Après l’étape de Tchatchou, la dynamique de terrain de Bilal Yacoubou s’est poursuivie dans l’après-midi à Thian Gourou, un sous-quartier enclavé du premier arrondissement de Parakou. Sur place, l’accueil est sans équivoque. Forte mobilisation, adhésion visible au mot d’ordre « Ton vote, ton avenir » et une population prête à faire entendre ses priorités.
Au-delà du discours classique de sensibilisation au vote, la rencontre a rapidement basculé vers une logique d’interpellation citoyenne. Les habitants, notamment les femmes à l’initiative de la rencontre, ont exprimé des doléances concrètes dont l’accès à l’eau potable et à l’électricité, deux marqueurs critiques du déficit de services de base dans la zone.
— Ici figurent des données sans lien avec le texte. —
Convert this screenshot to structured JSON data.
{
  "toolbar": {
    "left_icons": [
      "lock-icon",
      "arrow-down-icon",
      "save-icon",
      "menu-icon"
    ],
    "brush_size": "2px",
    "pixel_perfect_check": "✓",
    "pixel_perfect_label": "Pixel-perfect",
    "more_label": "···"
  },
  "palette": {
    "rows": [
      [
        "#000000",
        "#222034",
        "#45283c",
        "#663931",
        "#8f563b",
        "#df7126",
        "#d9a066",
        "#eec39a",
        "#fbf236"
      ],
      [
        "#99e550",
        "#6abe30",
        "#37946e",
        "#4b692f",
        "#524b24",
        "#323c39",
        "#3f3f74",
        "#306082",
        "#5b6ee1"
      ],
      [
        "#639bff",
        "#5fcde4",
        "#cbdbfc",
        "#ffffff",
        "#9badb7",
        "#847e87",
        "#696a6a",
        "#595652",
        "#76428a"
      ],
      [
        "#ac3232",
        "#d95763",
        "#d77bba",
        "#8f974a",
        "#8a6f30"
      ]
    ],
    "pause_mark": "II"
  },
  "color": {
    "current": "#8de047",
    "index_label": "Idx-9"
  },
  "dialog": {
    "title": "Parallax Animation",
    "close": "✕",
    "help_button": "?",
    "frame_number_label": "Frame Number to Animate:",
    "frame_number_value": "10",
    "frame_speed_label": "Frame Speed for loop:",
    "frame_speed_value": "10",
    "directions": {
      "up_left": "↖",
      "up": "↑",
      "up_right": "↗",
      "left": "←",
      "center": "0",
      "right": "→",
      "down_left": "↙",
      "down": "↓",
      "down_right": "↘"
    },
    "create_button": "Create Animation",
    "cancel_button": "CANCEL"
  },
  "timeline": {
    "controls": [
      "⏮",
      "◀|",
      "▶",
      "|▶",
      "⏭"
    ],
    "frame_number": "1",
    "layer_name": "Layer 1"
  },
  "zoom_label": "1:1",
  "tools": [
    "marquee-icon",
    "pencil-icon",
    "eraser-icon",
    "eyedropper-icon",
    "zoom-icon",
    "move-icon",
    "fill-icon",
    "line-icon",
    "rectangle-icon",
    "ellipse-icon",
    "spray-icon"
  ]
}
Dans cette séquence, Zakari Yao Tchadoré a joué le rôle de porte-voix communautaire, insistant sur l’urgence sociale et la nécessité d’une réponse institutionnelle. S’inscrivant dans une approche de continuité, il a pris appui sur les réformes engagées sous Patrice Talon pour plaider une extension des acquis aux zones périphériques.
Face à ces attentes, Bilal Yacoubou adopte une ligne stratégique mesurée : pas de promesses spectaculaires, mais un discours structuré autour d’un principe de corrélation entre engagement électoral et impact politique. « Pour amorcer la résolution de ces problèmes, il faut voter massivement », martèle-t-il, en appelant clairement à soutenir le duo Wadagni–Talata.
Entre pédagogie civique et marketing politique territorial, la démarche du jeune leader s’affine. Écouter, canaliser, puis orienter rien de plus. Dans une ambiance ponctuée de prières, d’animations et de témoignages, le message semble avoir trouvé un écho favorable. Rendez-vous est pris pour le 12 avril prochain. Thian Gourou sera à son tour, un indicateur de mobilisation.